Voor mensen die denken dat rechtbankverslaggevers dagelijks tussen de spanning en sensatie leven.
Dat is niet zo.
Zo begon de dag vandaag met een weinig verheffend kort geding. Een al jaren voortslepend conflict tussen een in alle opzichten kleine ondernemer en een in alle opzichten veel grotere ondernemer.
De grote ondernemer heeft het geld en de middelen om een goede advocaat in de arm te nemen. De kleine zelfstandige moet het doen met wat hij gratis kan krijgen.
Tijdens het vorige kort geding was dat nog een advocaat, hoewel een die in een uurtje bijgepraat leek. Nu zat er opmerkelijk genoeg een student rechten het vuur uit zijn nog jonge sloffen te pleiten.

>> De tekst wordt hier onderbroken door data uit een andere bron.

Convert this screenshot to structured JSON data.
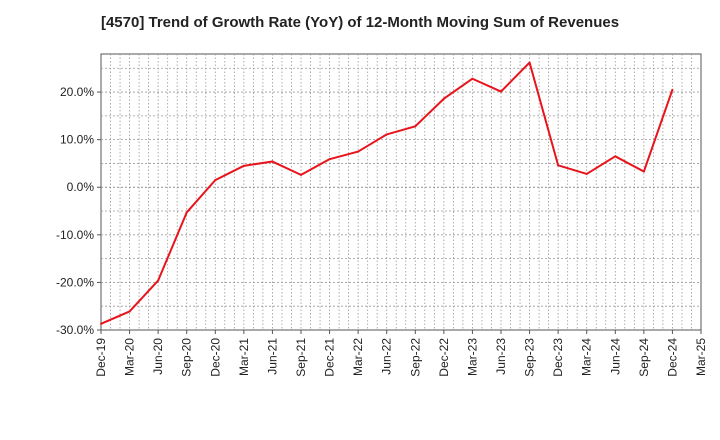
{
  "chart_data": {
    "type": "line",
    "title": "[4570]  Trend of Growth Rate (YoY) of 12-Month Moving Sum of Revenues",
    "xlabel": "",
    "ylabel": "",
    "ylim": [
      -30,
      28
    ],
    "y_ticks": [
      20,
      10,
      0,
      -10,
      -20,
      -30
    ],
    "y_tick_labels": [
      "20.0%",
      "10.0%",
      "0.0%",
      "-10.0%",
      "-20.0%",
      "-30.0%"
    ],
    "x_tick_labels": [
      "Dec-19",
      "Mar-20",
      "Jun-20",
      "Sep-20",
      "Dec-20",
      "Mar-21",
      "Jun-21",
      "Sep-21",
      "Dec-21",
      "Mar-22",
      "Jun-22",
      "Sep-22",
      "Dec-22",
      "Mar-23",
      "Jun-23",
      "Sep-23",
      "Dec-23",
      "Mar-24",
      "Jun-24",
      "Sep-24",
      "Dec-24",
      "Mar-25"
    ],
    "x": [
      "Dec-19",
      "Jan-20",
      "Feb-20",
      "Mar-20",
      "Apr-20",
      "May-20",
      "Jun-20",
      "Jul-20",
      "Aug-20",
      "Sep-20",
      "Oct-20",
      "Nov-20",
      "Dec-20",
      "Jan-21",
      "Feb-21",
      "Mar-21",
      "Apr-21",
      "May-21",
      "Jun-21",
      "Jul-21",
      "Aug-21",
      "Sep-21",
      "Oct-21",
      "Nov-21",
      "Dec-21",
      "Jan-22",
      "Feb-22",
      "Mar-22",
      "Apr-22",
      "May-22",
      "Jun-22",
      "Jul-22",
      "Aug-22",
      "Sep-22",
      "Oct-22",
      "Nov-22",
      "Dec-22",
      "Jan-23",
      "Feb-23",
      "Mar-23",
      "Apr-23",
      "May-23",
      "Jun-23",
      "Jul-23",
      "Aug-23",
      "Sep-23",
      "Oct-23",
      "Nov-23",
      "Dec-23",
      "Jan-24",
      "Feb-24",
      "Mar-24",
      "Apr-24",
      "May-24",
      "Jun-24",
      "Jul-24",
      "Aug-24",
      "Sep-24",
      "Oct-24",
      "Nov-24",
      "Dec-24",
      "Jan-25",
      "Feb-25",
      "Mar-25"
    ],
    "series": [
      {
        "values": [
          -28.7,
          null,
          null,
          -26.1,
          null,
          null,
          -19.6,
          null,
          null,
          -5.3,
          null,
          null,
          1.5,
          null,
          null,
          4.5,
          null,
          null,
          5.4,
          null,
          null,
          2.6,
          null,
          null,
          5.9,
          null,
          null,
          7.5,
          null,
          null,
          11.1,
          null,
          null,
          12.8,
          null,
          null,
          18.6,
          null,
          null,
          22.8,
          null,
          null,
          20.1,
          null,
          null,
          26.2,
          null,
          null,
          4.6,
          null,
          null,
          2.8,
          null,
          null,
          6.5,
          null,
          null,
          3.3,
          null,
          null,
          20.5,
          null,
          null,
          null
        ],
        "color": "#e8141b"
      }
    ],
    "grid": true
  }
}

Hij deed dat bij de nadrukkelijke gratie van een rechtbankpresident die flexibiliteit toonde door veel toe te staan, zij het met zichtbare tegenzin. Zo had de niet op papier aangekondigde student eigenlijk een bank terug moeten zitten, maar toe maar.
De rechtszaak zelf draaide om een al dan niet illegaal aangebrachte voorziening in een al dan niet illegaal in gebruik genomen kelder. Niet bijster spectaculair.
Het ‘pleidooi’ van de student was dat wel. De jonge leerling ging aarzelend van start, maar raakte steeds beter op dreef. Ineens vlogen de woorden demonisering en criminalisering door de zaal. Laster en smaad. Zwartmakerij. Termen die je bij een rechtszaak in kortgeding zelden tegen zult komen.
Maar ere wie ere toekomt. Ik vond het pleidooi best aardig klinken. Voor een student.
Tot hij overmoedig werd. Hij sloeg door en knalde enthousiast met alle vier de wielen uit de bocht.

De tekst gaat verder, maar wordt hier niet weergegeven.